Stupid question, what's the Eagle part named? I can't seem to find it.
It's MPU-6000, but you need to download the SparkFun eagle library from github
I really would like to have this chip with the SPI bus broken out, do anyone know where I can locate one please? Thank you.
Tell me that it's already on a breakout, with all optional auxiliary components (magnetometer, etc...) in a tight package ready to go!?
We are working on getting this into a breakout board, so keep your eyes on the new product page in about a month or two.

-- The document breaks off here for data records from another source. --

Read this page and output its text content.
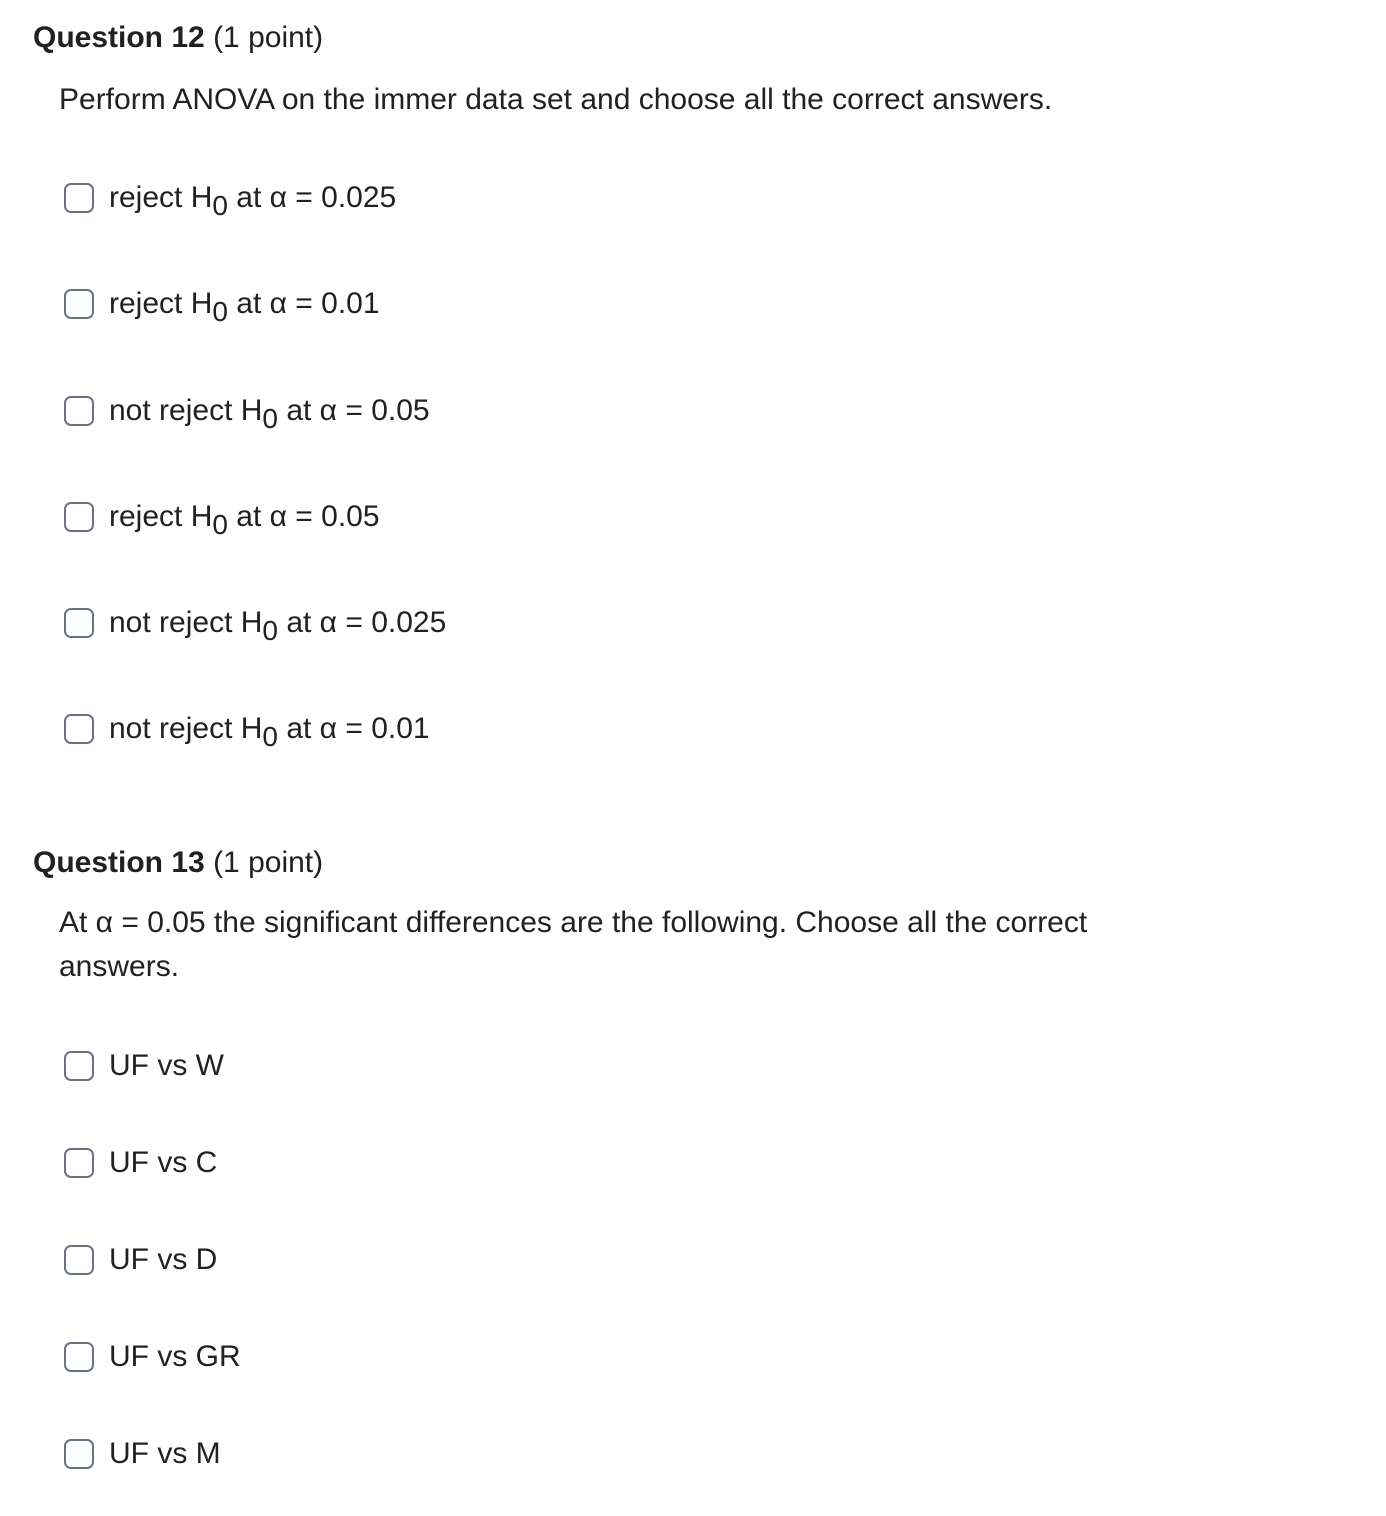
Question 12 (1 point)
Perform ANOVA on the immer data set and choose all the correct answers.
reject $H_0$ at α = 0.025
reject $H_0$ at α = 0.01
not reject $H_0$ at α = 0.05
reject $H_0$ at α = 0.05
not reject $H_0$ at α = 0.025
not reject $H_0$ at α = 0.01
Question 13 (1 point)
At α = 0.05 the significant differences are the following. Choose all the correct answers.
UF vs W
UF vs C
UF vs D
UF vs GR
UF vs M
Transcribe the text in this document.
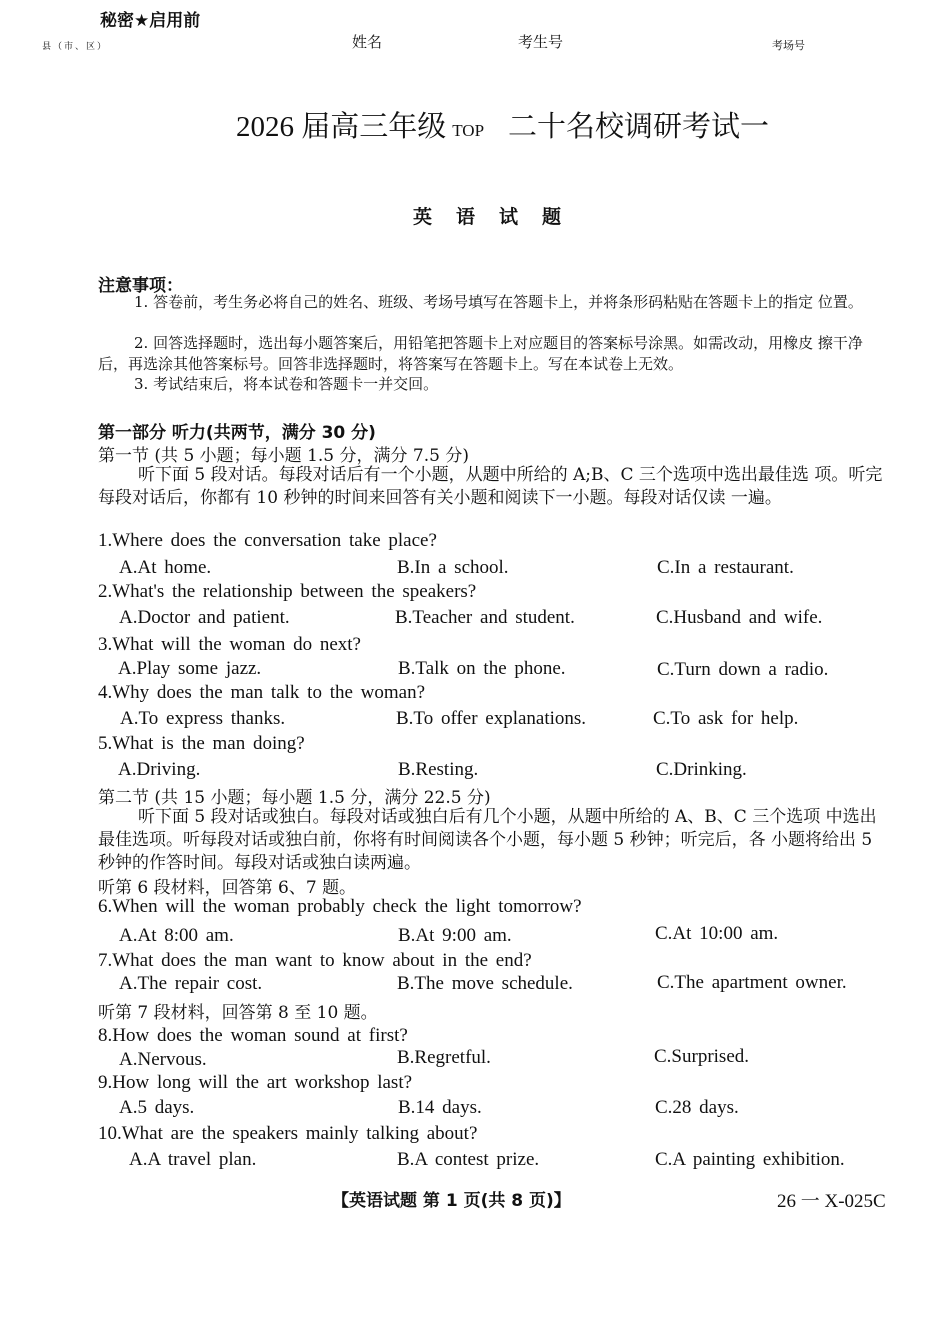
秘密★启用前
县（市、区）	姓名	考生号	考场号
2026 届高三年级 TOP 二十名校调研考试一
英语试题
注意事项：
1. 答卷前，考生务必将自己的姓名、班级、考场号填写在答题卡上，并将条形码粘贴在答题卡上的指定 位置。
2. 回答选择题时，选出每小题答案后，用铅笔把答题卡上对应题目的答案标号涂黑。如需改动，用橡皮 擦干净后，再选涂其他答案标号。回答非选择题时，将答案写在答题卡上。写在本试卷上无效。
3. 考试结束后，将本试卷和答题卡一并交回。
第一部分 听力(共两节，满分 30 分)
第一节 (共 5 小题；每小题 1.5 分，满分 7.5 分)
听下面 5 段对话。每段对话后有一个小题，从题中所给的 A;B、C 三个选项中选出最佳选 项。听完每段对话后，你都有 10 秒钟的时间来回答有关小题和阅读下一小题。每段对话仅读 一遍。
1.Where does the conversation take place?
A.At home.	B.In a school.	C.In a restaurant.
2.What's the relationship between the speakers?
A.Doctor and patient.	B.Teacher and student.	C.Husband and wife.
3.What will the woman do next?
A.Play some jazz.	B.Talk on the phone.	C.Turn down a radio.
4.Why does the man talk to the woman?
A.To express thanks.	B.To offer explanations.	C.To ask for help.
5.What is the man doing?
A.Driving.	B.Resting.	C.Drinking.
第二节 (共 15 小题；每小题 1.5 分，满分 22.5 分)
听下面 5 段对话或独白。每段对话或独白后有几个小题，从题中所给的 A、B、C 三个选项 中选出最佳选项。听每段对话或独白前，你将有时间阅读各个小题，每小题 5 秒钟；听完后，各 小题将给出 5 秒钟的作答时间。每段对话或独白读两遍。
听第 6 段材料，回答第 6、7 题。
6.When will the woman probably check the light tomorrow?
A.At 8:00 am.	B.At 9:00 am.	C.At 10:00 am.
7.What does the man want to know about in the end?
A.The repair cost.	B.The move schedule.	C.The apartment owner.
听第 7 段材料，回答第 8 至 10 题。
8.How does the woman sound at first?
A.Nervous.	B.Regretful.	C.Surprised.
9.How long will the art workshop last?
A.5 days.	B.14 days.	C.28 days.
10.What are the speakers mainly talking about?
A.A travel plan.	B.A contest prize.	C.A painting exhibition.
【英语试题 第 1 页(共 8 页)】	26 一 X-025C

Too bad it's going to take that long. I'd be interested in making my own, but the overhead of SMD is kinda heavy. What is the difference between this MPU6050.
The New Product Friday post from 2013/May/24 happened to mention:
Nope. What you see is what you guy (Minus the quarter). The MPU series really is amazing for the price though. Just wish I'd see a nice board with them and a magnetometer for ~$30. Also that the company would release info on the MotionFusion bit so we don't have to rely on reverse engineering control of it. It's absurd that a company sells a product but refuses to give you the datasheets that actually you know, make it essentially unique and awesome, unless you're a company...
I agree, if we could get the MotionFusion documentation for this it would be great. I've played with one of these using the FreeIMU libraries vs the reverse engineered MotionFusion and the on-chip stuff does quite a bit better job.
If you want a board that combines multiple sensors for relatively cheap, take a look at MultiWii-compatible flight controllers (like this or this). They're basically just Ardruinos with one or two sensor chips sitting on the I2C bus.